By mid June 2021, 55% US adults were fully vaccinated, but the distributed highly disproportional, for example 62% adults in Vermont were vaccines, while in Alabama, the ratio was only 30%. About 70 million people held out.

The COVID virus mutated over the time, with beta, delta, and omicron variants. Moderna developed a new vaccine named mRNA-1213.351 to cope with variants, and also suggested booster shots.

Controversy

Vaccines were not free: US government agreed to pay $1.95 billion to secure 100 million doses of Pfizer/BioNTech vaccine, aka $19.50 per dose. J&J disclosed the cost is $10 per dose. Moderna priced for $15.25 per dose for 100 million doses; with the federal funding taken into account, the US taxpayers paid $25 per dose. Moderna booked $1.7 billion in revenue on Q1 2021, with $1.2 million profit, and projected $19 billion in sales of vaccines of 2021. People challenged pharmaceutical companies whether it is ethical to profit from the pandemic.
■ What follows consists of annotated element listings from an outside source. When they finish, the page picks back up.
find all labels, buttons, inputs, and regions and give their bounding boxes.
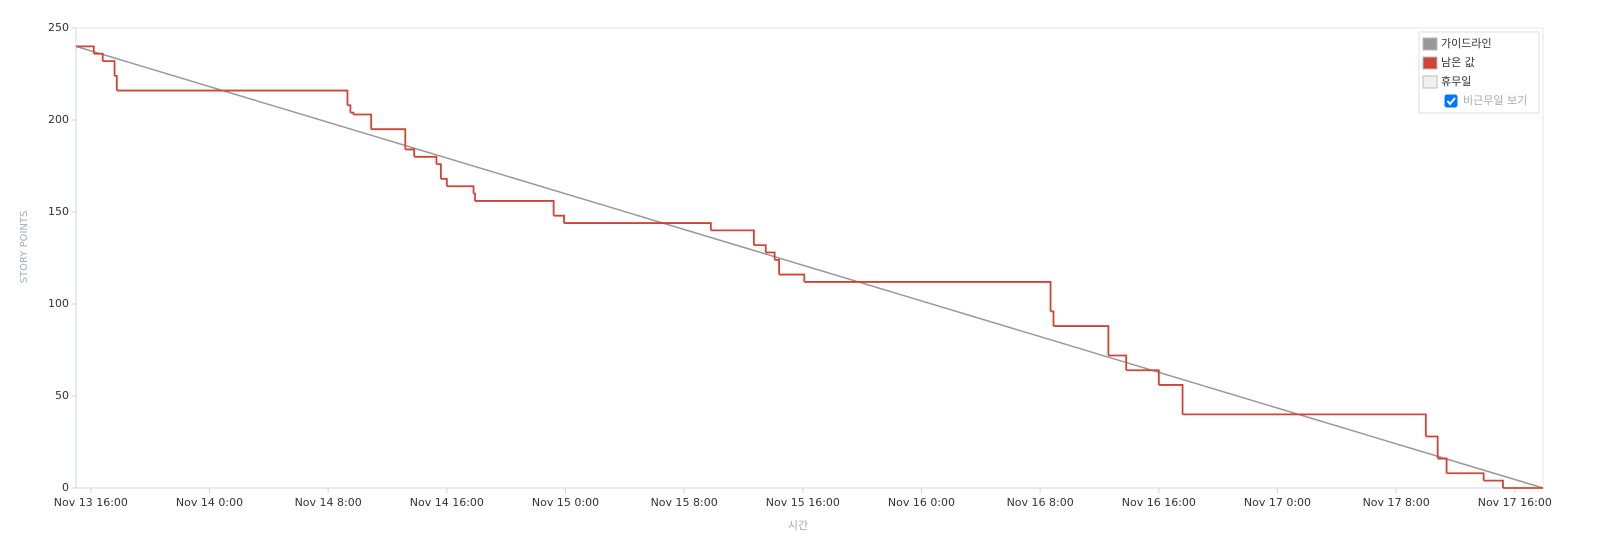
x-tick-label: Nov 13 16:00 bbox=[54, 496, 128, 509]
step-segment bbox=[102, 60, 116, 76]
step-segment bbox=[446, 185, 475, 194]
step-segment bbox=[1446, 472, 1485, 481]
y-tick-label: 50 bbox=[55, 389, 69, 402]
step-segment bbox=[1182, 413, 1427, 437]
legend-label: 남은 값 bbox=[1441, 56, 1475, 69]
legend-swatch bbox=[1422, 56, 1438, 70]
x-tick-label: Nov 16 8:00 bbox=[1007, 496, 1074, 509]
step-segment bbox=[114, 74, 118, 91]
x-tick-label: Nov 14 8:00 bbox=[295, 496, 362, 509]
step-segment bbox=[710, 229, 755, 246]
x-tick-label: Nov 17 0:00 bbox=[1244, 496, 1311, 509]
x-tick-label: Nov 17 8:00 bbox=[1363, 496, 1430, 509]
step-segment bbox=[779, 273, 806, 282]
step-segment bbox=[353, 113, 373, 130]
step-segment bbox=[553, 214, 565, 224]
y-tick-label: 0 bbox=[62, 481, 69, 494]
step-segment bbox=[473, 192, 476, 201]
step-segment bbox=[436, 163, 442, 179]
x-tick-label: Nov 16 0:00 bbox=[888, 496, 955, 509]
step-segment bbox=[1053, 325, 1110, 356]
step-segment bbox=[1108, 354, 1128, 371]
step-segment bbox=[1050, 310, 1055, 327]
x-tick-label: Nov 15 16:00 bbox=[766, 496, 840, 509]
checkbox-label: 비근무일 보기 bbox=[1463, 93, 1527, 107]
step-segment bbox=[1126, 369, 1160, 385]
step-segment bbox=[76, 45, 95, 54]
legend-swatch bbox=[1422, 75, 1438, 89]
legend-label: 휴무일 bbox=[1441, 74, 1471, 88]
step-segment bbox=[765, 251, 776, 260]
guideline bbox=[75, 45, 1544, 489]
step-segment bbox=[414, 155, 438, 165]
checkbox[interactable] bbox=[1444, 94, 1458, 108]
step-segment bbox=[371, 128, 407, 150]
step-segment bbox=[347, 104, 352, 113]
x-tick-label: Nov 15 0:00 bbox=[532, 496, 599, 509]
x-tick-label: Nov 14 0:00 bbox=[176, 496, 243, 509]
x-tick-label: Nov 15 8:00 bbox=[651, 496, 718, 509]
step-segment bbox=[753, 244, 767, 253]
step-segment bbox=[1158, 384, 1184, 415]
step-segment bbox=[93, 52, 104, 62]
step-segment bbox=[1437, 457, 1448, 474]
legend-swatch bbox=[1422, 37, 1438, 51]
y-tick-label: 150 bbox=[48, 205, 69, 218]
x-tick-label: Nov 17 16:00 bbox=[1478, 496, 1552, 509]
step-segment bbox=[350, 111, 355, 115]
y-axis-label: STORY POINTS bbox=[19, 211, 30, 284]
y-tick-label: 250 bbox=[48, 21, 69, 34]
step-segment bbox=[1425, 435, 1439, 459]
step-segment bbox=[564, 222, 712, 231]
x-axis-label: 시간 bbox=[788, 519, 808, 532]
y-tick-label: 200 bbox=[48, 113, 69, 126]
step-segment bbox=[475, 200, 555, 216]
checkmark bbox=[1446, 97, 1456, 106]
step-segment bbox=[116, 89, 349, 106]
x-tick-label: Nov 14 16:00 bbox=[410, 496, 484, 509]
legend-box bbox=[1418, 31, 1540, 114]
step-segment bbox=[774, 258, 780, 275]
step-segment bbox=[405, 148, 416, 157]
legend-label: 가이드라인 bbox=[1441, 37, 1492, 50]
y-tick-label: 100 bbox=[48, 297, 69, 310]
plot-frame bbox=[75, 27, 1544, 489]
step-segment bbox=[804, 281, 1052, 312]
step-segment bbox=[440, 177, 448, 187]
x-tick-label: Nov 16 16:00 bbox=[1122, 496, 1196, 509]
step-segment bbox=[1483, 479, 1504, 488]
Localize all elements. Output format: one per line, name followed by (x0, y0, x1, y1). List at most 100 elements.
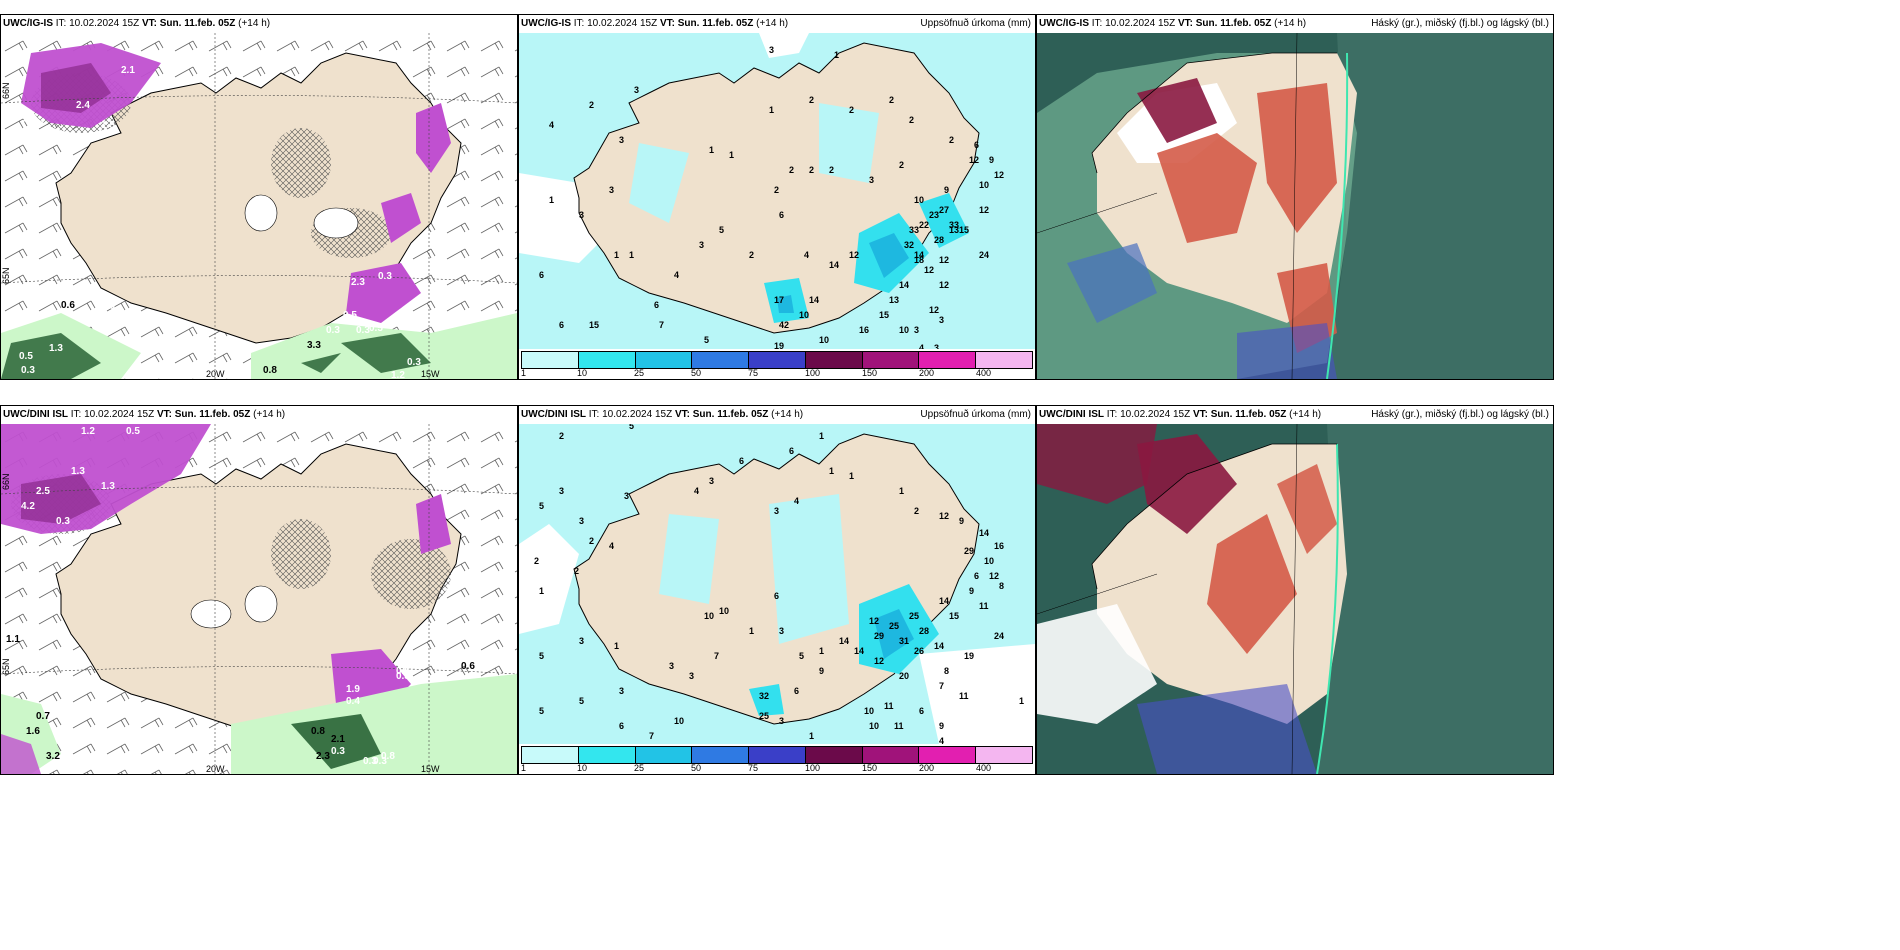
svg-text:2: 2 (749, 250, 754, 260)
snow-value: 0.3 (356, 325, 370, 336)
svg-text:12: 12 (939, 280, 949, 290)
lead-time: (+14 h) (771, 409, 804, 420)
snow-value: 0.6 (461, 661, 475, 672)
svg-text:19: 19 (964, 651, 974, 661)
lon-label: 15W (421, 764, 440, 774)
svg-text:4: 4 (674, 270, 679, 280)
lat-label: 66N (1, 82, 11, 99)
svg-text:18: 18 (914, 255, 924, 265)
panel-clouds-top: UWC/IG-IS IT: 10.02.2024 15Z VT: Sun. 11… (1036, 14, 1554, 380)
svg-text:13: 13 (949, 225, 959, 235)
snow-value: 0.3 (363, 756, 377, 767)
cloud-map (1037, 424, 1553, 774)
svg-text:2: 2 (534, 556, 539, 566)
svg-text:27: 27 (939, 205, 949, 215)
colorbar-label: 50 (691, 368, 702, 378)
colorbar-label: 150 (862, 368, 878, 378)
svg-text:9: 9 (819, 666, 824, 676)
snow-value: 0.6 (396, 666, 410, 677)
vt-label: VT: (659, 18, 675, 29)
panel-header: UWC/DINI ISL IT: 10.02.2024 15Z VT: Sun.… (521, 408, 1031, 422)
snow-value: 1.6 (26, 726, 40, 737)
svg-text:12: 12 (924, 265, 934, 275)
svg-text:31: 31 (899, 636, 909, 646)
svg-text:2: 2 (789, 165, 794, 175)
snow-value: 0.6 (101, 301, 115, 312)
svg-text:11: 11 (959, 691, 969, 701)
svg-text:3: 3 (709, 476, 714, 486)
colorbar-label: 1 (521, 368, 527, 378)
svg-text:6: 6 (774, 591, 779, 601)
snow-value: 0.4 (346, 696, 360, 707)
snow-value: 1.9 (346, 684, 360, 695)
snow-value: 2.3 (316, 751, 330, 762)
svg-text:10: 10 (914, 195, 924, 205)
svg-text:12: 12 (969, 155, 979, 165)
svg-text:25: 25 (909, 611, 919, 621)
precip-colorbar: 1 10 25 50 75 100 150 200 400 (519, 349, 1035, 379)
svg-text:1: 1 (819, 431, 824, 441)
svg-text:9: 9 (959, 516, 964, 526)
initial-time: 10.02.2024 15Z (587, 18, 658, 29)
vt-label: VT: (1192, 409, 1208, 420)
svg-text:1: 1 (709, 145, 714, 155)
colorbar-label: 150 (862, 763, 878, 773)
snow-value: 2.1 (121, 65, 135, 76)
svg-text:3: 3 (779, 626, 784, 636)
svg-text:3: 3 (914, 325, 919, 335)
svg-text:19: 19 (774, 341, 784, 349)
svg-text:12: 12 (939, 255, 949, 265)
svg-text:17: 17 (774, 295, 784, 305)
svg-text:1: 1 (819, 646, 824, 656)
svg-text:5: 5 (539, 651, 544, 661)
svg-text:6: 6 (779, 210, 784, 220)
lon-label: 20W (206, 764, 225, 774)
svg-text:2: 2 (829, 165, 834, 175)
svg-text:9: 9 (944, 185, 949, 195)
svg-text:2: 2 (589, 100, 594, 110)
svg-text:12: 12 (979, 205, 989, 215)
svg-text:12: 12 (849, 250, 859, 260)
snow-value: 4.1 (23, 115, 37, 126)
svg-text:3: 3 (579, 210, 584, 220)
snow-value: 0.3 (378, 271, 392, 282)
svg-text:6: 6 (789, 446, 794, 456)
svg-text:3: 3 (619, 686, 624, 696)
field-title: Háský (gr.), miðský (fj.bl.) og lágský (… (1371, 18, 1549, 29)
map-svg-3 (1037, 33, 1553, 379)
svg-text:3: 3 (579, 636, 584, 646)
snow-value: 1.3 (49, 343, 63, 354)
svg-text:5: 5 (704, 335, 709, 345)
svg-text:3: 3 (559, 486, 564, 496)
snow-value: 1.3 (71, 466, 85, 477)
svg-text:11: 11 (884, 701, 894, 711)
svg-text:10: 10 (899, 325, 909, 335)
svg-text:10: 10 (869, 721, 879, 731)
colorbar-label: 75 (748, 368, 759, 378)
svg-text:26: 26 (914, 646, 924, 656)
it-label: IT: (588, 409, 600, 420)
snow-value: 0.7 (36, 711, 50, 722)
svg-text:12: 12 (869, 616, 879, 626)
snow-value: 0.3 (21, 365, 35, 376)
colorbar-label: 100 (805, 763, 821, 773)
svg-text:6: 6 (974, 140, 979, 150)
svg-text:3: 3 (769, 45, 774, 55)
svg-text:14: 14 (839, 636, 849, 646)
snow-value: 1.2 (81, 426, 95, 437)
svg-text:1: 1 (629, 250, 634, 260)
svg-text:12: 12 (994, 170, 1004, 180)
lead-time: (+14 h) (1274, 18, 1307, 29)
svg-text:6: 6 (794, 686, 799, 696)
it-label: IT: (1091, 18, 1103, 29)
lat-label: 65N (1, 267, 11, 284)
svg-text:15: 15 (949, 611, 959, 621)
valid-time: Sun. 11.feb. 05Z (159, 18, 236, 29)
colorbar-label: 75 (748, 763, 759, 773)
valid-time: Sun. 11.feb. 05Z (174, 409, 251, 420)
svg-text:1: 1 (749, 626, 754, 636)
colorbar-label: 200 (919, 368, 935, 378)
snow-value: 0.3 (331, 746, 345, 757)
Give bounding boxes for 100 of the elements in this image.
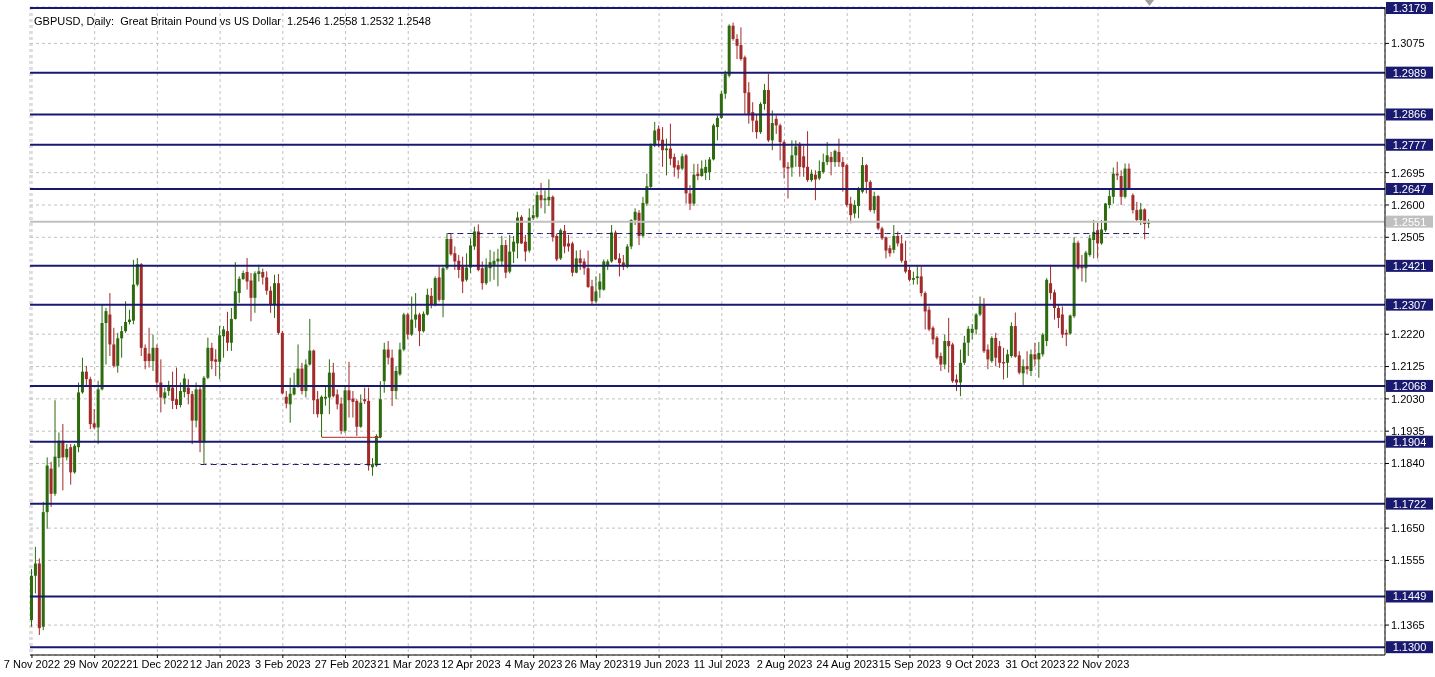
ref-line-label: 1.1904 — [1392, 435, 1427, 448]
y-tick-label: 1.2030 — [1391, 392, 1425, 405]
y-tick-label: 1.3075 — [1391, 37, 1425, 50]
candlestick — [418, 312, 422, 347]
candlestick — [406, 312, 410, 340]
candlestick — [320, 394, 324, 438]
y-tick-label: 1.2695 — [1391, 166, 1425, 179]
candlestick — [1119, 169, 1123, 206]
candlestick — [273, 274, 277, 319]
candlestick — [762, 83, 766, 111]
candlestick — [186, 378, 190, 405]
x-tick-label: 15 Sep 2023 — [878, 657, 942, 670]
y-tick-label: 1.2220 — [1391, 328, 1425, 341]
candlestick — [465, 252, 469, 283]
x-tick-label: 21 Mar 2023 — [377, 657, 440, 670]
x-tick-label: 12 Jan 2023 — [189, 657, 251, 670]
candlestick — [347, 361, 351, 419]
candlestick — [802, 144, 806, 178]
candlestick — [962, 335, 966, 366]
candlestick — [508, 234, 512, 274]
x-tick-label: 11 Jul 2023 — [693, 657, 750, 670]
candlestick — [147, 327, 151, 369]
y-tick-label: 1.1555 — [1391, 554, 1425, 567]
ref-line-label: 1.2421 — [1392, 259, 1427, 272]
candlestick — [817, 159, 821, 181]
candlestick — [704, 159, 708, 181]
x-tick-label: 24 Aug 2023 — [816, 657, 879, 670]
candlestick — [84, 365, 88, 388]
candlestick — [1029, 349, 1033, 377]
candlestick — [919, 266, 923, 297]
ref-line-label: 1.2866 — [1392, 108, 1427, 121]
x-tick-label: 2 Aug 2023 — [756, 657, 813, 670]
candlestick — [966, 325, 970, 357]
candlestick — [296, 343, 300, 389]
candlestick — [33, 546, 37, 594]
y-tick-label: 1.1935 — [1391, 425, 1425, 438]
candlestick — [892, 224, 896, 254]
candlestick — [135, 257, 139, 287]
candlestick — [943, 334, 947, 370]
candlestick — [825, 141, 829, 166]
candlestick — [300, 362, 304, 395]
ref-line-label: 1.2551 — [1392, 215, 1427, 228]
y-tick-label: 1.1840 — [1391, 457, 1425, 470]
candlestick — [437, 266, 441, 303]
ref-line-label: 1.2307 — [1392, 298, 1427, 311]
y-tick-label: 1.2505 — [1391, 231, 1425, 244]
x-tick-label: 12 Apr 2023 — [441, 657, 501, 670]
candlestick — [414, 292, 418, 329]
candlestick — [790, 139, 794, 178]
candlestick — [1033, 342, 1037, 367]
ref-line-label: 1.2647 — [1392, 182, 1427, 195]
x-tick-label: 21 Dec 2022 — [126, 657, 189, 670]
candlestick — [1092, 219, 1096, 259]
candlestick — [915, 266, 919, 286]
candlestick — [672, 153, 676, 178]
candlestick — [171, 371, 175, 410]
candlestick — [175, 367, 179, 410]
candlestick — [222, 325, 226, 359]
candlestick — [668, 123, 672, 166]
candlestick — [657, 124, 661, 148]
x-tick-label: 27 Feb 2023 — [314, 657, 377, 670]
x-tick-label: 26 May 2023 — [564, 657, 629, 670]
candlestick — [265, 270, 269, 296]
candlestick — [1060, 305, 1064, 339]
candlestick — [990, 335, 994, 364]
ref-line-label: 1.1722 — [1392, 497, 1427, 510]
candlestick — [798, 141, 802, 178]
candlestick — [151, 334, 155, 372]
candlestick — [994, 332, 998, 367]
candlestick — [821, 153, 825, 175]
y-tick-label: 1.2125 — [1391, 360, 1425, 373]
ref-line-label: 1.2989 — [1392, 66, 1427, 79]
candlestick — [653, 121, 657, 148]
candlestick — [461, 256, 465, 294]
candlestick — [178, 382, 182, 408]
candlestick — [998, 340, 1002, 369]
x-tick-label: 19 Jun 2023 — [628, 657, 690, 670]
ref-line-label: 1.3179 — [1392, 2, 1427, 15]
candlestick — [120, 325, 124, 359]
candlestick — [225, 311, 229, 352]
x-tick-label: 4 May 2023 — [504, 657, 563, 670]
candlestick — [1096, 222, 1100, 259]
candlestick — [755, 113, 759, 140]
candlestick — [1021, 358, 1025, 387]
candlestick — [1139, 202, 1143, 226]
candlestick — [872, 191, 876, 214]
candlestick — [449, 232, 453, 257]
candlestick — [708, 156, 712, 181]
y-tick-label: 1.1365 — [1391, 618, 1425, 631]
candlestick — [829, 151, 833, 176]
x-tick-label: 31 Oct 2023 — [1005, 657, 1066, 670]
candlestick — [214, 348, 218, 377]
candlestick — [578, 249, 582, 271]
x-tick-label: 3 Feb 2023 — [254, 657, 311, 670]
candlestick — [676, 159, 680, 179]
x-tick-label: 22 Nov 2023 — [1066, 657, 1130, 670]
ref-line-label: 1.1449 — [1392, 590, 1427, 603]
candlestick — [229, 307, 233, 352]
x-tick-label: 29 Nov 2022 — [63, 657, 126, 670]
ref-line-label: 1.1300 — [1392, 641, 1427, 654]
People also criticized that Moderna deprioritize the supply of developing countries. Oxfam urged Moderna’s vaccine to

be a people’s vaccine, patent-free, mass produced, distributed fairly, and made available of free of charge, to every individual on the planet.

On May, 2021, Braiden administration sided with the global access advocates; and supported a temporary waiver of IP protection of COVID-19 vaccine to allow developing countries to make the shots. Then Moderna committed to supply 500 million doses to Covas for distribution to the developing countries.

Closing thoughts

As a Chinese working abroad, I paid close attention to the outbreak of COVID in Dec, 2019. It was devastating to see the loss of so many families. We tried to keep the social distance, work/study from home. The field trip, homecoming parties, and even graduation ceremonies were cancelled. The pandemic left scars of us, especially the young generation.

Thanks for the scientists to bring the hope, the light of tunnel to us.